Just like Roman Emperor Diocletian in AD301 Mugabe has ordered that all prices should be slashed by half and has set about trying to punish those not conforming to the directive. Economists say the regime only has to look at history to understand that the new policy will only help create shortages.
Although Emperor Diocletian decreed that violations were punishable by death, Mugabe hasn´t gone quite that far – yet. The regime announced a new law on Saturday making it an offence to defy the price cuts. Industry Minister Obert Mpofu directed all shops to display the new price tags. According to a government gazette issued Friday all manufacturers need written approval for any price changes. Wholesalers and retailers can only use a flat mark up of 20 percent, while a further 20 percent is allowed if transport costs are for an area over 40 kilometer.

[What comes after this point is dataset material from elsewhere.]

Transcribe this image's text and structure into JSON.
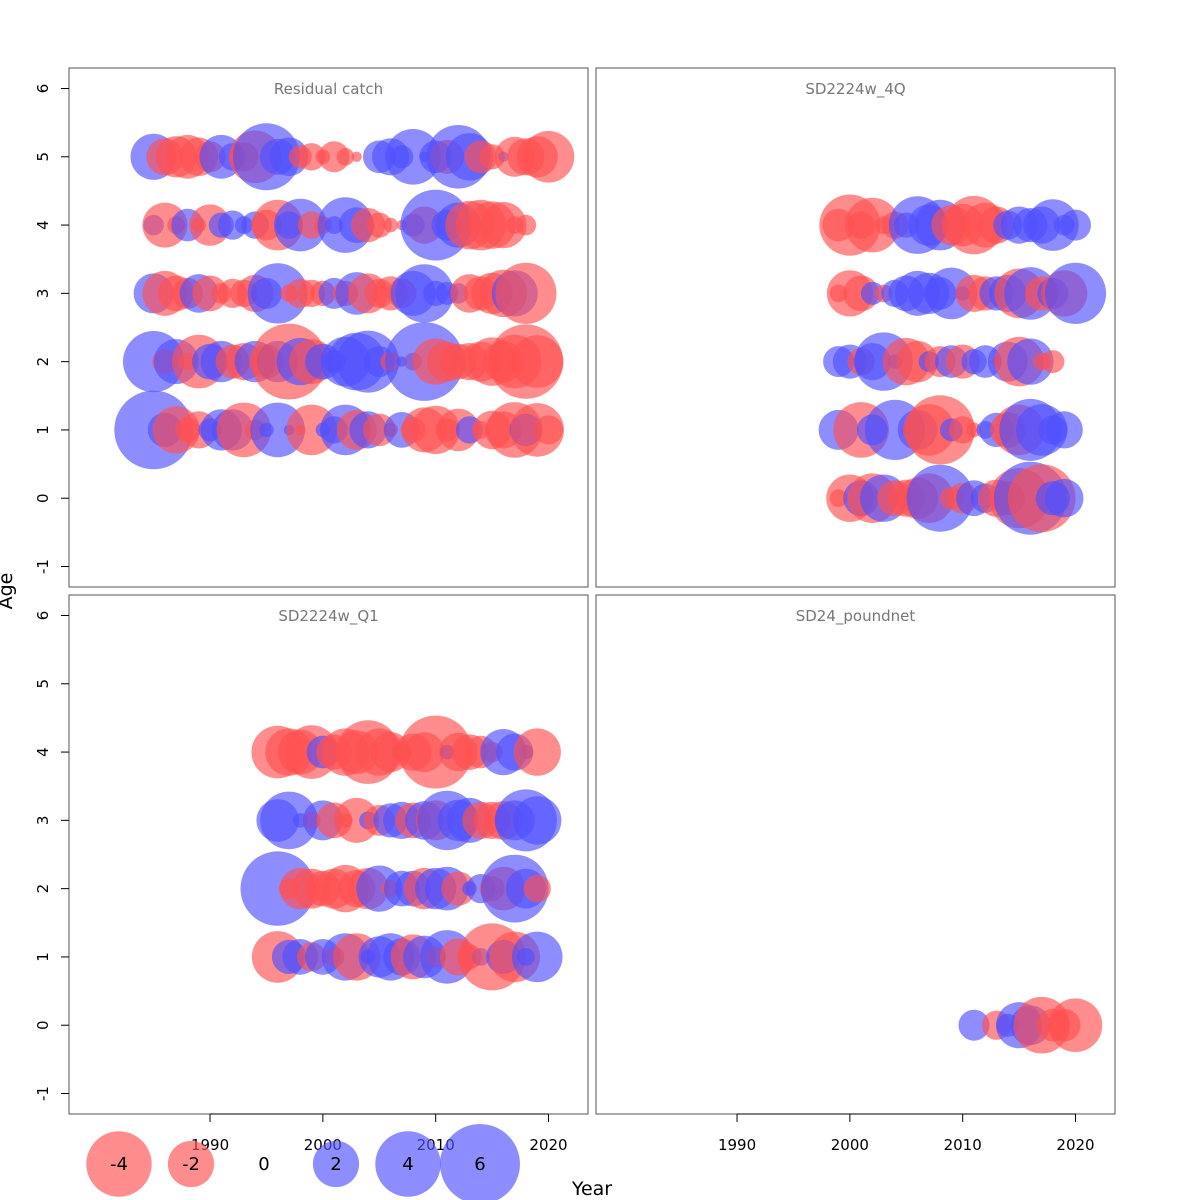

Businessman Eddie Cross described the controls as unworkable. A ten kilogram empty bag of maize meal for example costs 75.000 ZWD and yet government demands that a fully packed one is sold for 44.742 ZWD. Last week witnessed near stampedes, mostly in Harare, as people besieged shops while following price-monitoring teams. Some shops were forced to recruit extra security guards for fear of riots breaking out. In Bulawayo one petrol station owner was forced by police to sell his petrol below cost, at gunpoint. He had initially refused arguing the petrol had cost him more to purchase. Businesses have argued that new prices being forced on them do not even cover their basic costs.
Opposition leader Morgan Tsvangirai said the current siege would backfire and plunge the economy into serious chaos. «Already, our embattled nation has begun to feel the pinch: shortages of fuel, basic commodities and a systematic destruction of the formal sector». He likened the current crackdown with the violent farm invasions, the Gukurahundi massacres in Matabeleland and Operation Murambatsvina, saying they were all motivated by Mugabe´s desire to retain power and neutralize all potential opposition forces.
Exiled businessman Mutumwa Mawere said Mugabe was pushing the argument that price increases were part of a western sponsored regime change agenda. He told Newsreel, «the wheels have come off» and that the pricing chaos was just another political battle for Mugabe. People on the ground will appreciate the short-term benefits of price cuts but in the long run they would suffer as soon as goods disappear from the shelves, Mawere added (source: SW Radio Africa).